Screenwriters Hired For Steve Carell's Biopic Of 'We Built This City' Songwriter Dennis Lambert

One of the more unusual projects in the long list of potential films for Steve Carell is a dramatic feature based on the documentary Of All the Things, which chronicles an unlikely tour of the Philippines undertaken by songwriter Dennis Lambert.

We heard about this project in May when Warner Bros. started negotiating a deal for the remake rights to the doc, and I expected that it would fall out of sight and never be heard from again. But now the film is taking a step forward as writers Jonathan Goldstein and John Francis Daley have been hired to write the picture.

Quick backstory recap from our last story on this film, since Of All the Things never got wide distribution, so hasn't been seen by many audiences outside a few festivals.

Dennis Lambert is the subject of the 2008 doc Of All the Things, which told his backstory as a songwriter ('Rhinestone Cowboy,' Nightshift,' 'We Built This City') and singer whose one album, awkwardly titled Bags and Things, bombed in the US but became massively popular in the Philippines. At the age of 60, long after Lambert had retired from the music business and become a Florida real estate broker, he was convinced to do a five-date tour of the Philippines, where he was received with at least occasional rapture. Jody Lambert, the singer's son, filmed the tour, which became the documentary.Deadline reports that, in addition to writing Burt Wonderstone for Carell (about "a Vegas magician who accidentally kills his performing partner and tries to rebound while taking on a rival illusionist") the writing team of Golstein and Daley will now tackle this alternate option for Carell's post-Office career.

What we don't know is what tone Warner Bros. wants out of this script.

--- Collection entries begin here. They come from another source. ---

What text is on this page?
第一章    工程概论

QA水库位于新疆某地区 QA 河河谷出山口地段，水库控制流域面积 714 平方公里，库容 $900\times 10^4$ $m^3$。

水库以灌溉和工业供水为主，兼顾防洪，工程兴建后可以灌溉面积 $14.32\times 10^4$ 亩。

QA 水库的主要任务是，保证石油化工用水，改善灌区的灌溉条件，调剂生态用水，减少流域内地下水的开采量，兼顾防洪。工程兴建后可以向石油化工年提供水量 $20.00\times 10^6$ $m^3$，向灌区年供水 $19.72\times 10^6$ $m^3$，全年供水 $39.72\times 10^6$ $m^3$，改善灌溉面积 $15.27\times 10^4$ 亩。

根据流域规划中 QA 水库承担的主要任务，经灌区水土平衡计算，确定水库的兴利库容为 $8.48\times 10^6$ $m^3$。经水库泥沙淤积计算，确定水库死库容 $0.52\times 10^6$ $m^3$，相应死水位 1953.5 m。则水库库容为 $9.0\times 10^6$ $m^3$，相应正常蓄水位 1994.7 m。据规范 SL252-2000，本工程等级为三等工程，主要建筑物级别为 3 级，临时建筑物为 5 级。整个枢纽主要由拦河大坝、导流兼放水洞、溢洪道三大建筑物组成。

I can go back over what I've said before, which is that Lambert's story is touching, but not packed with drama. The promoter wanted him to play a Philippine tour, he did it, and that was pretty much that. There are technical difficulties here and there, but that's about it.

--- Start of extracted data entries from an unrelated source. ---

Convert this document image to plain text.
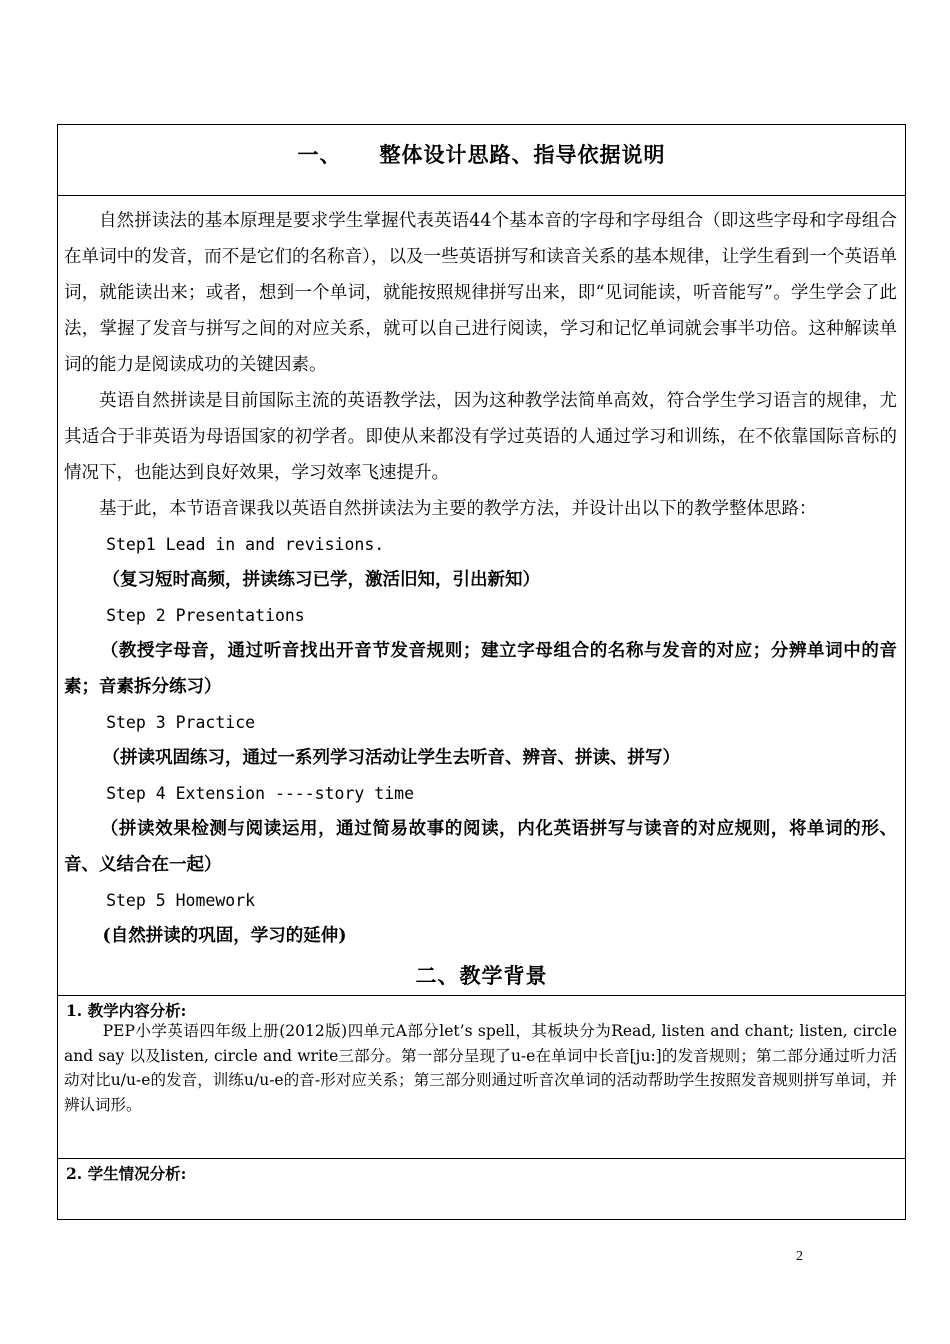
一、 整体设计思路、指导依据说明

自然拼读法的基本原理是要求学生掌握代表英语44个基本音的字母和字母组合（即这些字母和字母组合在单词中的发音，而不是它们的名称音），以及一些英语拼写和读音关系的基本规律，让学生看到一个英语单词，就能读出来；或者，想到一个单词，就能按照规律拼写出来，即“见词能读，听音能写”。学生学会了此法，掌握了发音与拼写之间的对应关系，就可以自己进行阅读，学习和记忆单词就会事半功倍。这种解读单词的能力是阅读成功的关键因素。

英语自然拼读是目前国际主流的英语教学法，因为这种教学法简单高效，符合学生学习语言的规律，尤其适合于非英语为母语国家的初学者。即使从来都没有学过英语的人通过学习和训练，在不依靠国际音标的情况下，也能达到良好效果，学习效率飞速提升。

基于此，本节语音课我以英语自然拼读法为主要的教学方法，并设计出以下的教学整体思路：

Step1 Lead in and revisions.

（复习短时高频，拼读练习已学，激活旧知，引出新知）

Step 2 Presentations

（教授字母音，通过听音找出开音节发音规则；建立字母组合的名称与发音的对应；分辨单词中的音素；音素拆分练习）

Step 3 Practice

（拼读巩固练习，通过一系列学习活动让学生去听音、辨音、拼读、拼写）

Step 4 Extension ----story time

（拼读效果检测与阅读运用，通过简易故事的阅读，内化英语拼写与读音的对应规则，将单词的形、音、义结合在一起）

Step 5 Homework

(自然拼读的巩固，学习的延伸)

二、教学背景
1. 教学内容分析:

PEP小学英语四年级上册(2012版)四单元A部分let’s spell，其板块分为Read, listen and chant; listen, circle and say 以及listen, circle and write三部分。第一部分呈现了u-e在单词中长音[ju:]的发音规则；第二部分通过听力活动对比u/u-e的发音，训练u/u-e的音-形对应关系；第三部分则通过听音次单词的活动帮助学生按照发音规则拼写单词，并辨认词形。

2. 学生情况分析:
2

So what do the writers have to do in order to add dramatic tension? There are a lot of options, but until we know whether this is a straight adaptation of Lambert's story or a 'based on' sort of scenario, it's hard to say. I still think there's something here, and it could be a vague equivalent of what Jim Carrey wanted out of Man on the Moon as he was transitioning into occasional dramatic roles.